To find the height $h$ of the triangle, we can use trigonometric relationships within the given triangle.

Step-by-step solution:

1. Given information:

   • The side of the triangle has a length of 34 cm.
   • The angle opposite the height $h$ is $45^\circ$.
   • The angle between the given side and the base is $105^\circ$.

2. Using the sine rule (Law of Sines): In this triangle, the height $h$ forms a right triangle with the angle $45^\circ$ at the bottom right.
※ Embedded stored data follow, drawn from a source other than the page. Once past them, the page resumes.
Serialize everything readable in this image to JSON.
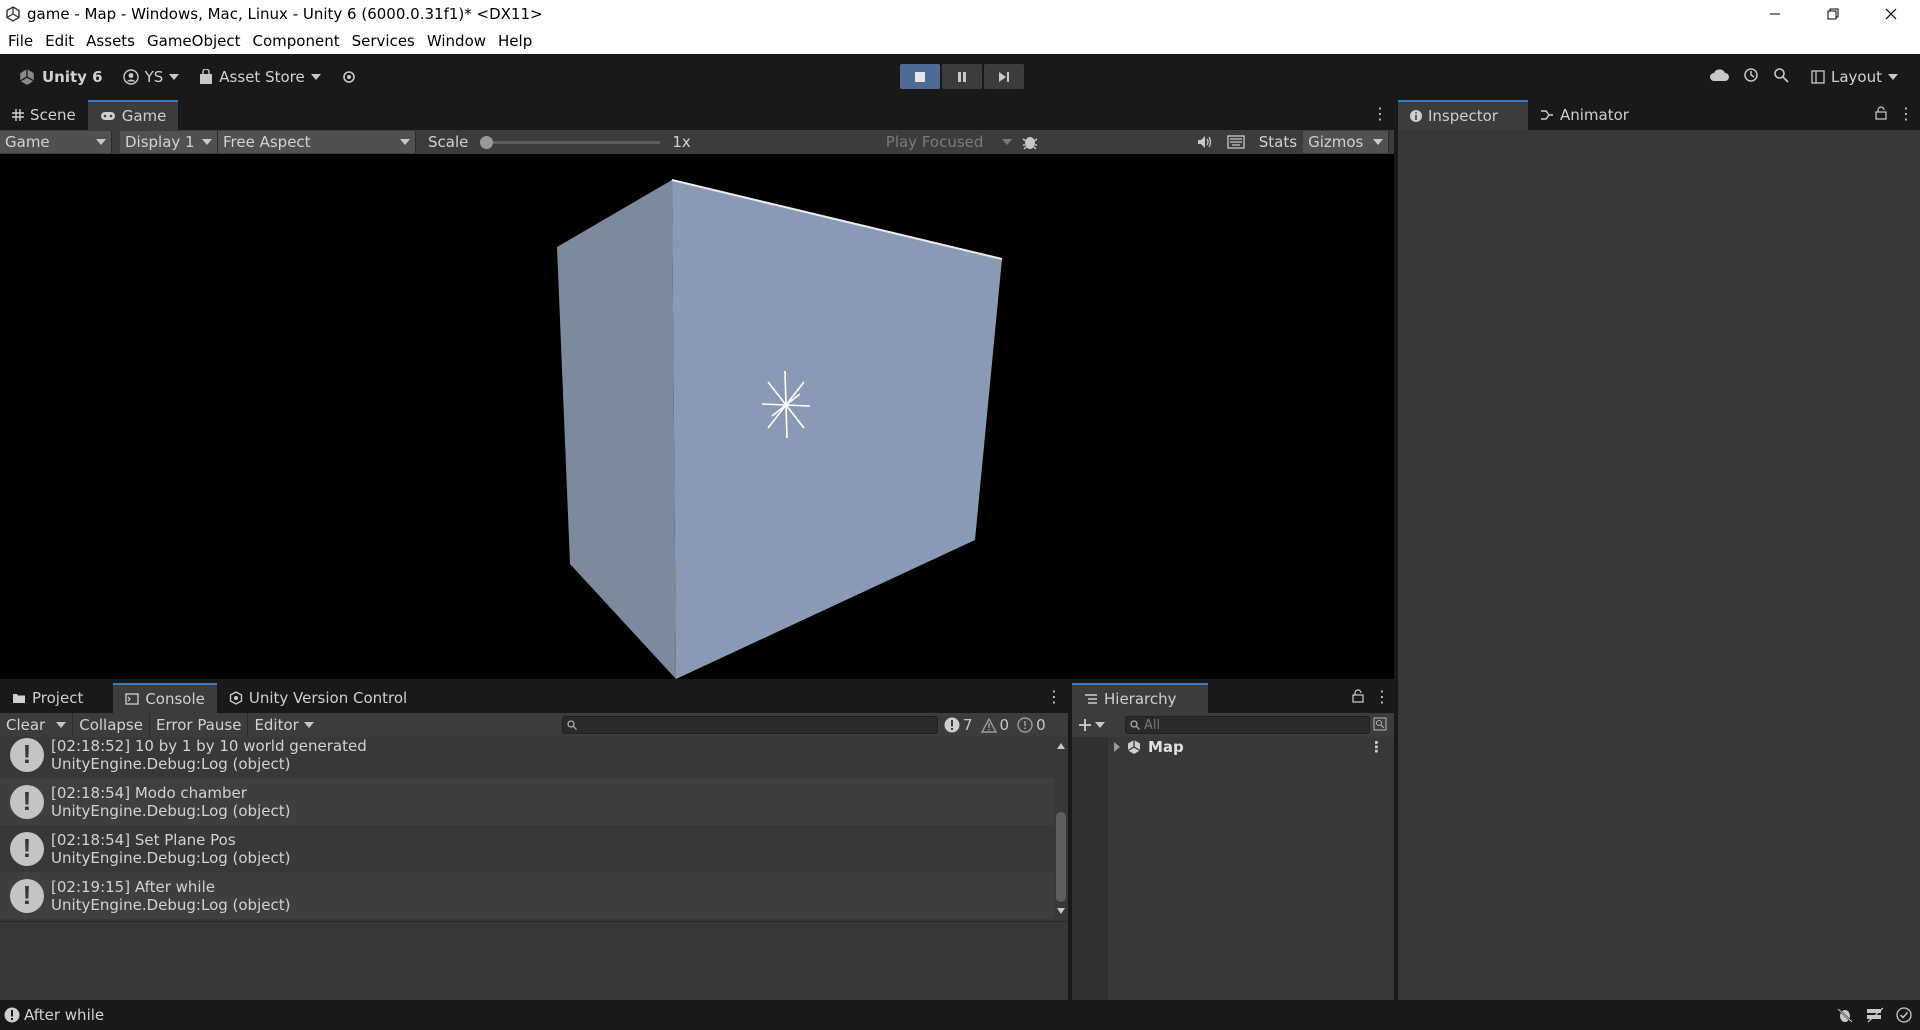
{
  "window": {
    "title": "game - Map - Windows, Mac, Linux - Unity 6 (6000.0.31f1)* <DX11>",
    "minimize_icon": "minimize-icon",
    "maximize_icon": "restore-icon",
    "close_icon": "close-icon"
  },
  "menu": [
    "File",
    "Edit",
    "Assets",
    "GameObject",
    "Component",
    "Services",
    "Window",
    "Help"
  ],
  "toolbar": {
    "unity_label": "Unity 6",
    "account_label": "YS",
    "asset_store_label": "Asset Store",
    "layout_label": "Layout"
  },
  "game_panel": {
    "tabs": [
      {
        "label": "Scene",
        "active": false
      },
      {
        "label": "Game",
        "active": true
      }
    ],
    "mode": "Game",
    "display": "Display 1",
    "aspect": "Free Aspect",
    "scale_label": "Scale",
    "scale_value": "1x",
    "play_focused": "Play Focused",
    "stats": "Stats",
    "gizmos": "Gizmos"
  },
  "inspector_panel": {
    "tabs": [
      {
        "label": "Inspector",
        "active": true
      },
      {
        "label": "Animator",
        "active": false
      }
    ]
  },
  "console_panel": {
    "tabs": [
      {
        "label": "Project",
        "active": false
      },
      {
        "label": "Console",
        "active": true
      },
      {
        "label": "Unity Version Control",
        "active": false
      }
    ],
    "clear": "Clear",
    "collapse": "Collapse",
    "error_pause": "Error Pause",
    "editor": "Editor",
    "log_count": "7",
    "warning_count": "0",
    "error_count": "0",
    "logs": [
      {
        "message": "[02:18:52] 10 by 1 by 10 world generated",
        "source": "UnityEngine.Debug:Log (object)"
      },
      {
        "message": "[02:18:54] Modo chamber",
        "source": "UnityEngine.Debug:Log (object)"
      },
      {
        "message": "[02:18:54] Set Plane Pos",
        "source": "UnityEngine.Debug:Log (object)"
      },
      {
        "message": "[02:19:15] After while",
        "source": "UnityEngine.Debug:Log (object)"
      }
    ]
  },
  "hierarchy_panel": {
    "tab": "Hierarchy",
    "search_placeholder": "All",
    "items": [
      {
        "label": "Map"
      }
    ]
  },
  "status": {
    "message": "After while"
  },
  "colors": {
    "accent": "#3a79bb",
    "play_active": "#4d6b95",
    "cube_face_left": "#7c889c",
    "cube_face_right": "#8c9bb5"
  }
}
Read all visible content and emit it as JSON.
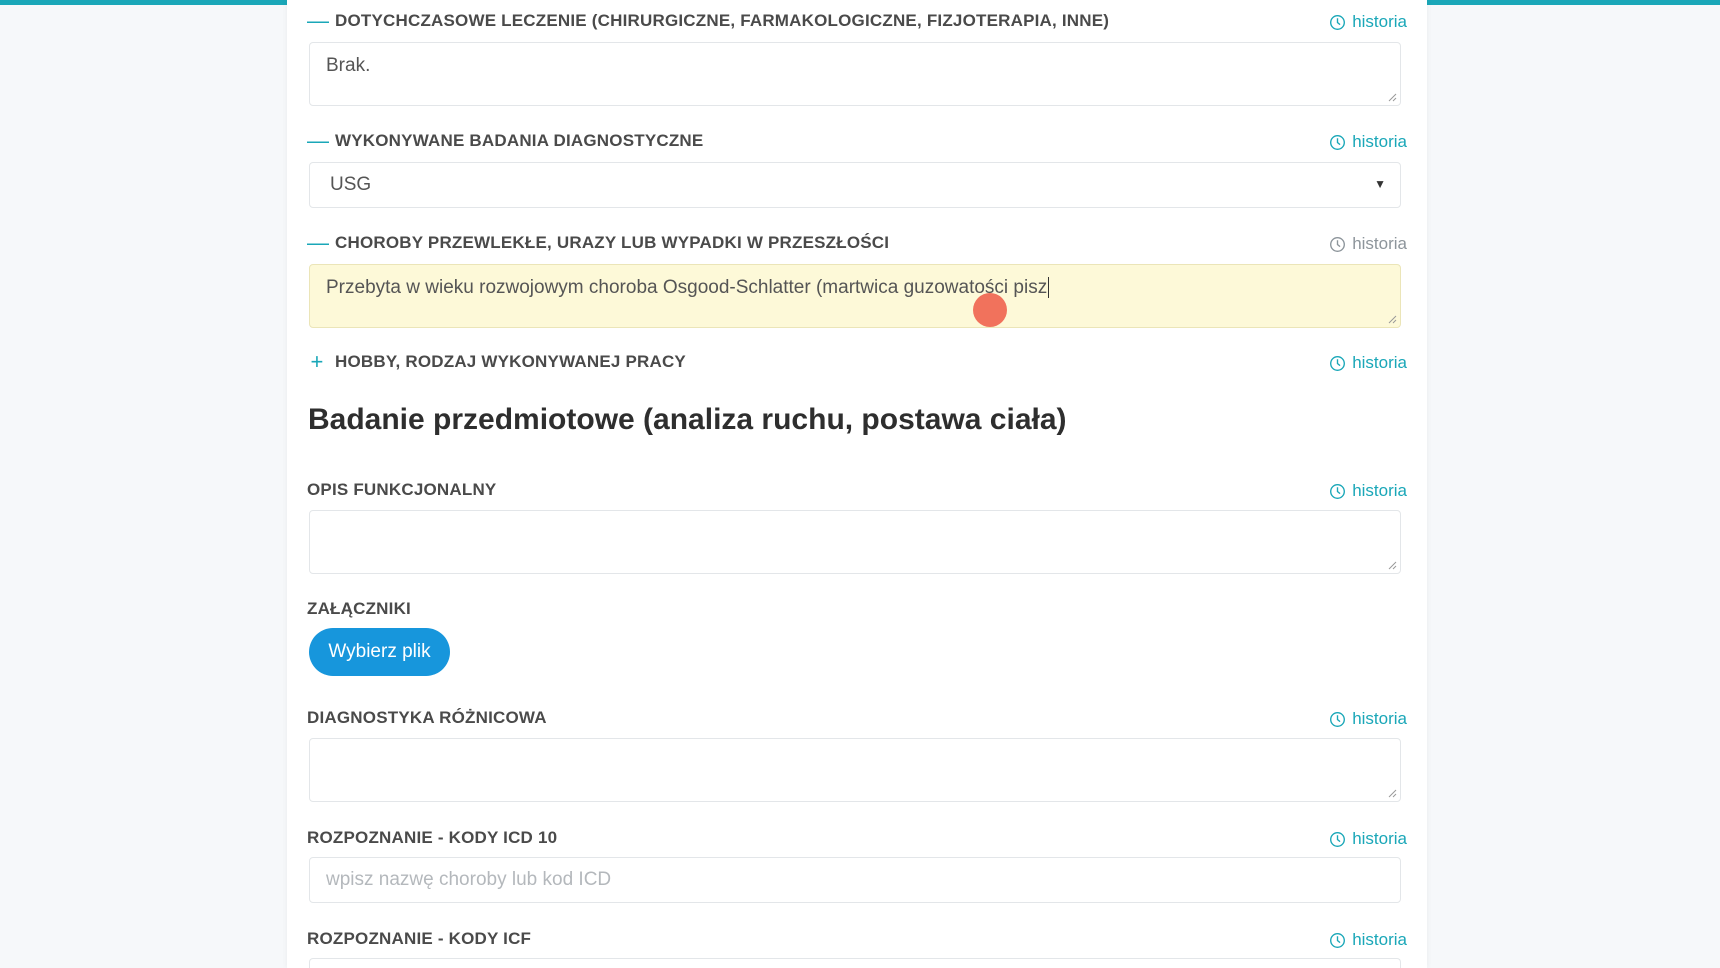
{
  "sections": [
    {
      "label": "DOTYCHCZASOWE LECZENIE (CHIRURGICZNE, FARMAKOLOGICZNE, FIZJOTERAPIA, INNE)",
      "toggle": "—",
      "history": "historia",
      "value": "Brak."
    },
    {
      "label": "WYKONYWANE BADANIA DIAGNOSTYCZNE",
      "toggle": "—",
      "history": "historia",
      "value": "USG"
    },
    {
      "label": "CHOROBY PRZEWLEKŁE, URAZY LUB WYPADKI W PRZESZŁOŚCI",
      "toggle": "—",
      "history": "historia",
      "value": "Przebyta w wieku rozwojowym choroba Osgood-Schlatter (martwica guzowatości pisz"
    },
    {
      "label": "HOBBY, RODZAJ WYKONYWANEJ PRACY",
      "toggle": "+",
      "history": "historia"
    }
  ],
  "heading": "Badanie przedmiotowe (analiza ruchu, postawa ciała)",
  "functional": {
    "label": "OPIS FUNKCJONALNY",
    "history": "historia",
    "value": ""
  },
  "attachments": {
    "label": "ZAŁĄCZNIKI",
    "button": "Wybierz plik"
  },
  "differential": {
    "label": "DIAGNOSTYKA RÓŻNICOWA",
    "history": "historia",
    "value": ""
  },
  "icd10": {
    "label": "ROZPOZNANIE - KODY ICD 10",
    "history": "historia",
    "placeholder": "wpisz nazwę choroby lub kod ICD"
  },
  "icf": {
    "label": "ROZPOZNANIE - KODY ICF",
    "history": "historia"
  },
  "colors": {
    "accent": "#1aa7b8",
    "button": "#1796dc",
    "active_field": "#fdf9d8"
  }
}
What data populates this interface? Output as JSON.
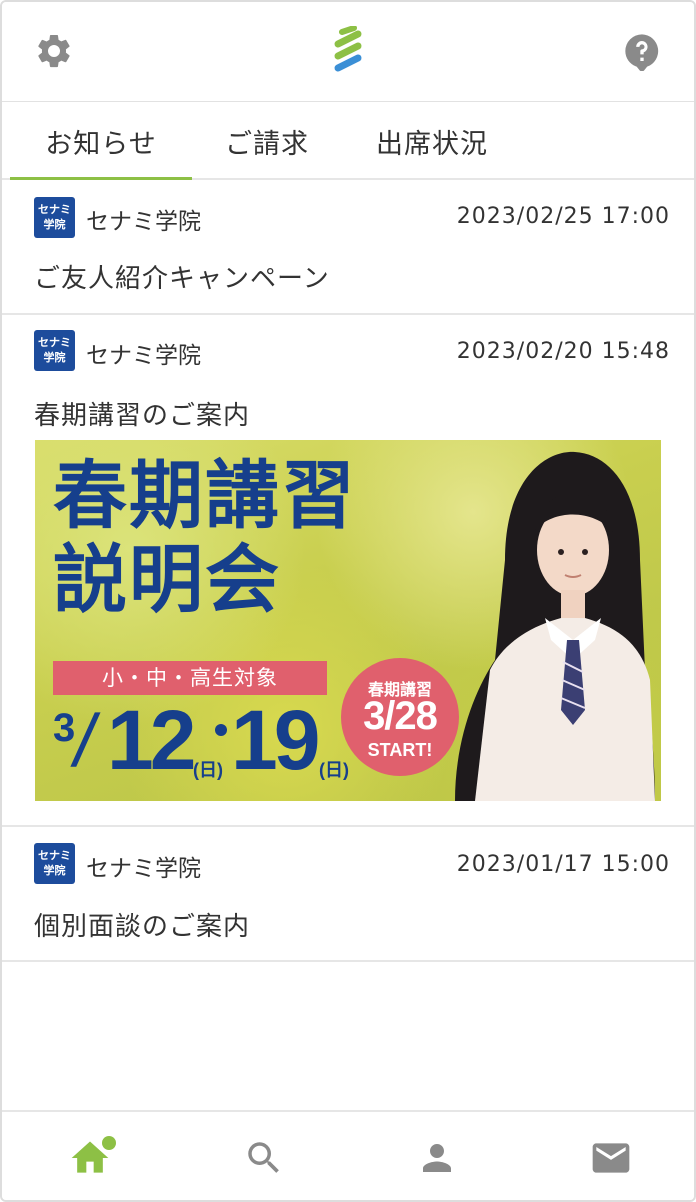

We can use the sine of the angle $45^\circ$ to find the height $h$.

   From the right triangle: $\sin(45^\circ) = \frac{h}{34}$

3. Solving for $h$: Using the known value for $\sin(45^\circ) = \frac{\sqrt{2}}{2}$: $\frac{\sqrt{2}}{2} = \frac{h}{34}$

   Multiply both sides by 34: $h = 34 \times \frac{\sqrt{2}}{2}$ $h = 17\sqrt{2}$

Thus, the height $h$ is $17\sqrt{2} \, \text{cm}$ in its simplest form.

Would you like more details or have any questions?

Related Questions:

1. How is the sine rule different from the cosine rule?
2. Can we find the other sides of this triangle using trigonometry?
3. What is the significance of the angle $105^\circ$ in this triangle?
4. How would the height change if the angle at the bottom right was different?
5. Could we solve this using the Law of Cosines instead?

Tip:

Always check if there is a simpler right-triangle approach for problems like this before using more complex laws like sine or cosine rules!